[論文レビュー] Distributed Statistical Machine Learning in Adversarial Settings: Byzantine Gradient Descent

We consider the problem of distributed statistical machine learning in adversarial settings, where some unknown and time-varying subset of working machines may be compromised and behave arbitrarily to prevent an accurate model from being learned. This setting captures the potential adversarial attacks faced by Federated Learning -- a modern machine learning paradigm that is proposed by Google researchers and has been intensively studied for ensuring user privacy. Formally, we focus on a distributed system consisting of a parameter server and $m$ working machines. Each working machine keeps $N/m$ data samples, where $N$ is the total number of samples. The goal is to collectively learn the underlying true model parameter of dimension $d$. In classical batch gradient descent methods, the gradients reported to the server by the working machines are aggregated via simple averaging, which is vulnerable to a single Byzantine failure.
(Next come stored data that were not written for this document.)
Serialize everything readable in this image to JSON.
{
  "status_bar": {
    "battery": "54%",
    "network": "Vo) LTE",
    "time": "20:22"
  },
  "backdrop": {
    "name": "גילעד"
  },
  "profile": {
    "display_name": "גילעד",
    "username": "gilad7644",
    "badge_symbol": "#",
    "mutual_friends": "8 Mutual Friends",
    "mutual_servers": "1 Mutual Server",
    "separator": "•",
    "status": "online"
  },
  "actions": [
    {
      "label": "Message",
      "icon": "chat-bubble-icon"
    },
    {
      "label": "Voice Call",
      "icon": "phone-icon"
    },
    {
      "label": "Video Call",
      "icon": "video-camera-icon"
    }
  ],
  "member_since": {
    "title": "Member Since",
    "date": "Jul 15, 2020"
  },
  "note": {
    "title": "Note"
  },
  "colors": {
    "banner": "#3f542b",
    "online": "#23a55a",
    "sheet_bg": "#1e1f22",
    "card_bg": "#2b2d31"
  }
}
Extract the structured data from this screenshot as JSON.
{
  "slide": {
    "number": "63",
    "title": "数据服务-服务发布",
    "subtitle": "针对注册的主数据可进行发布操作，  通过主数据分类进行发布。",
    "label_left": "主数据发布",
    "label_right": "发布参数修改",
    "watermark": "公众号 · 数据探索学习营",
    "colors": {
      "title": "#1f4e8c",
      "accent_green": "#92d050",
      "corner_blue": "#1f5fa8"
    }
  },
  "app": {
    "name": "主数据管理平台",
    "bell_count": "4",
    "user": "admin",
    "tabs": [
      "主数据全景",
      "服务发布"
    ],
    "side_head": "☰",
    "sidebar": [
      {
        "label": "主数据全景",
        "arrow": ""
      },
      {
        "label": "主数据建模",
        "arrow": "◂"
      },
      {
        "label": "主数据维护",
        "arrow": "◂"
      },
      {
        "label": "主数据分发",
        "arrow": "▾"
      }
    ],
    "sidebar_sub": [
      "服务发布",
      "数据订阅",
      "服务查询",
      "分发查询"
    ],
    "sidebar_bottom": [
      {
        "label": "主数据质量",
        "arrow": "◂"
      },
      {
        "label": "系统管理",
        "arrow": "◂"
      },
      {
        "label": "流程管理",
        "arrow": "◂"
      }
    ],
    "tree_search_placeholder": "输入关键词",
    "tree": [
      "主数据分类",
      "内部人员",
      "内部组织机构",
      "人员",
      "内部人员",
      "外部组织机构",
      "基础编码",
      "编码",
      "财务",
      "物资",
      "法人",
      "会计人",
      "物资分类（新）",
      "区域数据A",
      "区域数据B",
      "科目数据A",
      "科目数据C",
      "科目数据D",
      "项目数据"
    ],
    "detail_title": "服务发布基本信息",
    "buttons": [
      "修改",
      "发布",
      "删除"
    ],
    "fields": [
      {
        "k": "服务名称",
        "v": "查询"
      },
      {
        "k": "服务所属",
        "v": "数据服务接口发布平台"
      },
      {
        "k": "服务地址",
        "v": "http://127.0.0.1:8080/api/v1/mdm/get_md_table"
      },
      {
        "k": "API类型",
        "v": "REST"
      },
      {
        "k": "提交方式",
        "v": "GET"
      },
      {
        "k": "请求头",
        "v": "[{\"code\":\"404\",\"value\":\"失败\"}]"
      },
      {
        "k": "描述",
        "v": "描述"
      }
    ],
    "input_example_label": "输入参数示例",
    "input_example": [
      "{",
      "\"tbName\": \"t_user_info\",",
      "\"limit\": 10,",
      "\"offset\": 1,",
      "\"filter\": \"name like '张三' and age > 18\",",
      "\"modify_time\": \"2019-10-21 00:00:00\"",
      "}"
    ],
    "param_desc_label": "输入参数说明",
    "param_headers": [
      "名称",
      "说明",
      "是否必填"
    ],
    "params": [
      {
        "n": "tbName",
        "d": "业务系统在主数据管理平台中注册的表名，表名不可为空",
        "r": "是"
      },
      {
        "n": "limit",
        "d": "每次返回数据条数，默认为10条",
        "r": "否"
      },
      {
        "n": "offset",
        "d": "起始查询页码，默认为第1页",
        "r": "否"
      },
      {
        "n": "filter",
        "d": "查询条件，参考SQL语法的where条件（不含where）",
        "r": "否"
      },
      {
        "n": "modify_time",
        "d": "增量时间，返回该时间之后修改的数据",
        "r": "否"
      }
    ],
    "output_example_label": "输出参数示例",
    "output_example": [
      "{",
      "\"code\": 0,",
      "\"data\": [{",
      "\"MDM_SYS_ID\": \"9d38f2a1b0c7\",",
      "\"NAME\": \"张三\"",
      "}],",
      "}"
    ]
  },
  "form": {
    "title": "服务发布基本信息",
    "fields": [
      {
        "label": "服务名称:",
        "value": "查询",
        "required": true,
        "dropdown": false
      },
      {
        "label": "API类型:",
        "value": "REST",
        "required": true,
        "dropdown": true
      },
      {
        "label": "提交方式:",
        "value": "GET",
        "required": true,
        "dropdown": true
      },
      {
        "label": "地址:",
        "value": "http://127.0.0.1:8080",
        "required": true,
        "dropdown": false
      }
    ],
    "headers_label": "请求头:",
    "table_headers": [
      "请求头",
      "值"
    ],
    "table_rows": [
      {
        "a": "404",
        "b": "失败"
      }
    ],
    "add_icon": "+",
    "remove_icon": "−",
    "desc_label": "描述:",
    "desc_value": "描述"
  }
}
In this paper, we propose a Byzantine gradient descent method based on the geometric median of means of the gradients. We show that our method can tolerate $q \le (m-1)/2$ Byzantine failures, and the parameter estimate converges in $O(\log N)$ rounds with an estimation error of $\sqrt{d(2q+1)/N}$, hence approaching the optimal error rate $\sqrt{d/N}$ in the centralized and failure-free setting. The total computational complexity of our algorithm is of $O((Nd/m) \log N)$ at each working machine and $O(md + kd \log^3 N)$ at the central server, and the total communication cost is of $O(m d \log N)$. We further provide an application of our general results to the linear regression problem. A key challenge arises in the above problem is that Byzantine failures create arbitrary and unspecified dependency among the iterations and the aggregated gradients. We prove that the aggregated gradient converges uniformly to the true gradient function.